Tips On Writing Data Migrations in Django Application

Introduction

In a Django application, when schema changes Django automatically generates a migration file for the schema changes. We can write additional migrations to change data.

In this article, we will learn some tips on writing data migrations in Django applications.

Use Management Commands

Applications can register custom actions with manage.py by creating a file in management/commands directory of the application.
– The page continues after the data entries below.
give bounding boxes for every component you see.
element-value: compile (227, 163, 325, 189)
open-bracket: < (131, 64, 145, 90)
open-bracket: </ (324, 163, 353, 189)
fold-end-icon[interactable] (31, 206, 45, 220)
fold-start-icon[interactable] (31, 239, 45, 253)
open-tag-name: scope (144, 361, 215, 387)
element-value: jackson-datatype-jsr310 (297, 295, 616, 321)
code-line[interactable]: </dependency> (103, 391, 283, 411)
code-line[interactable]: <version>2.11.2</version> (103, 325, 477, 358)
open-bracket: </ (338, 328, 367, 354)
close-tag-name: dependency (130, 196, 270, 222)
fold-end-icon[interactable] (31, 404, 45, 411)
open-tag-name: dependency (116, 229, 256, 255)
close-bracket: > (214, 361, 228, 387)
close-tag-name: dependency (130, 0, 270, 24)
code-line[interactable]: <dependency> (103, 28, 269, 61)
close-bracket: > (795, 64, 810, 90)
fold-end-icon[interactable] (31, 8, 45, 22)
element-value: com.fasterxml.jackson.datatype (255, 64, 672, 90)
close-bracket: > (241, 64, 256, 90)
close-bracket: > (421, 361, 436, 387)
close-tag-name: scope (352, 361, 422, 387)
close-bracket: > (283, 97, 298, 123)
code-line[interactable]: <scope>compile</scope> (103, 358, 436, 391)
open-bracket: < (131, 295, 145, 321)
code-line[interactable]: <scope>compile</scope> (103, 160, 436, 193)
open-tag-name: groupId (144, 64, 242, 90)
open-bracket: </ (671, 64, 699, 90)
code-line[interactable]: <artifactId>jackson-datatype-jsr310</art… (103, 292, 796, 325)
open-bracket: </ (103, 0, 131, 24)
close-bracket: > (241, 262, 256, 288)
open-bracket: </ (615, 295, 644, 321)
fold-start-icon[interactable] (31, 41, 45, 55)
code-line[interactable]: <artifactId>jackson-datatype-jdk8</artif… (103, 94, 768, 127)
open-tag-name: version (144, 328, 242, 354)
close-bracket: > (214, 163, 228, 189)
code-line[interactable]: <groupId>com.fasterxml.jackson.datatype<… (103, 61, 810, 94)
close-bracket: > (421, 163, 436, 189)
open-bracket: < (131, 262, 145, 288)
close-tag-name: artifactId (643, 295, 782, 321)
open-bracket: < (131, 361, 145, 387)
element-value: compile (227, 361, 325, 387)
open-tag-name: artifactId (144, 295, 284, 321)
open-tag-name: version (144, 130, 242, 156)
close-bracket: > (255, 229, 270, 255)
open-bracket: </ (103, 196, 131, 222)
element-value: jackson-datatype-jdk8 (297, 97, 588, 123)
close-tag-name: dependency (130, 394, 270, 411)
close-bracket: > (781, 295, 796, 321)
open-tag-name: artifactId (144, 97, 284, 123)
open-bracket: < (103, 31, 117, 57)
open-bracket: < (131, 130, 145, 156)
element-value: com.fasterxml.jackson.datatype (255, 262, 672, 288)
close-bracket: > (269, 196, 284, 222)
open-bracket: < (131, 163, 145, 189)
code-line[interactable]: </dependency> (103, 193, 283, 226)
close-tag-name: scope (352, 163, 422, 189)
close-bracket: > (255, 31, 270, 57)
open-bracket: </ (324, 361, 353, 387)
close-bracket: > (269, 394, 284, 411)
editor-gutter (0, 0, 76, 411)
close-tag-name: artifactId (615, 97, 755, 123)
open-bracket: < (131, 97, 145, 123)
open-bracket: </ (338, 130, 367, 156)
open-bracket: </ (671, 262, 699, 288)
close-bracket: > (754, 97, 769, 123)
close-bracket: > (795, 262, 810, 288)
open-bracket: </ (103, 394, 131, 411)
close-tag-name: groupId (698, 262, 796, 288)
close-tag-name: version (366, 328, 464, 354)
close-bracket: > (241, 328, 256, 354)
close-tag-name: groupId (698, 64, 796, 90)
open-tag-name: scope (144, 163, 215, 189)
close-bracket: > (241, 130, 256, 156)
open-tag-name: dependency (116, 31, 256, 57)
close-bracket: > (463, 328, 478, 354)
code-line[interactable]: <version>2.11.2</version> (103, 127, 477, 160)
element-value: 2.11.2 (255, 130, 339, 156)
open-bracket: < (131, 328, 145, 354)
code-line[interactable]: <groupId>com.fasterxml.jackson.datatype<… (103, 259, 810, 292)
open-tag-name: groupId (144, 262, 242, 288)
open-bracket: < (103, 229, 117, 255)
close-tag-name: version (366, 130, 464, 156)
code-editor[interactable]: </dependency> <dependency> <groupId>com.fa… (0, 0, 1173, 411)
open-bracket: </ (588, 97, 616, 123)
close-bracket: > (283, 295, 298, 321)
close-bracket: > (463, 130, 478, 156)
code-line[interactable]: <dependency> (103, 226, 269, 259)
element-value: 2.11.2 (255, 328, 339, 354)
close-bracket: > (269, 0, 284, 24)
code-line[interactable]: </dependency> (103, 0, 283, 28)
This makes it easy to (re)run and test data migrations.

Here is a management command which migrates the status column of a Task model.

from django.core.management.base import BaseCommand
from library.tasks import Task

class Command(BaseCommand):

    def handle(self, *args, **options):
        status_map = {
            'valid': 'ACTIVE',
            'invalid': 'ERROR',
            'unknown': 'UKNOWN',
        }
        tasks = Task.objects.all()
        for tasks in tasks:
            task.status = status_map[task.status]
            task.save()

If the migration is included in Django migration files directly, we have to rollback and re-apply the entire migration which becomes cubersome.

Link Data Migrations & Schema Migrations

If a data migration needs to happen before/after a specific schema migration, include the migration command using RunPython in the same schema migration or create seperate schema migration file and add schema migration as a dependency.

def run_migrate_task_status(apps, schema_editor):
    from library.core.management.commands import migrate_task_status
    cmd = migrate_task_status.Command()
    cmd.handle()


class Migration(migrations.Migration):

    dependencies = [
    ]

    operations = [
        migrations.RunPython(run_migrate_task_status, RunSQL.noop),
    ]

Watch Out For DB Queries

When working on a major feature that involves a series of migrations, we have to be careful with data migrations(which use ORM) coming in between schema migrations.

For example, if we write a data migration script and then make schema changes to the same table in one go, then the migration script fails as Django ORM will be in invalid state for that data migration.

To overcome this, we can explicitly select only required fields and process them while ignoring all other fields.

# instead of
User.objects.all()

# use
User.objects.only('id', 'is_active')

As an alternative, we can use raw SQL queries for data migrations.

Conclusion

In this article, we have seen some of the problems which occur during data migrations in Django applications and tips to alleviate them.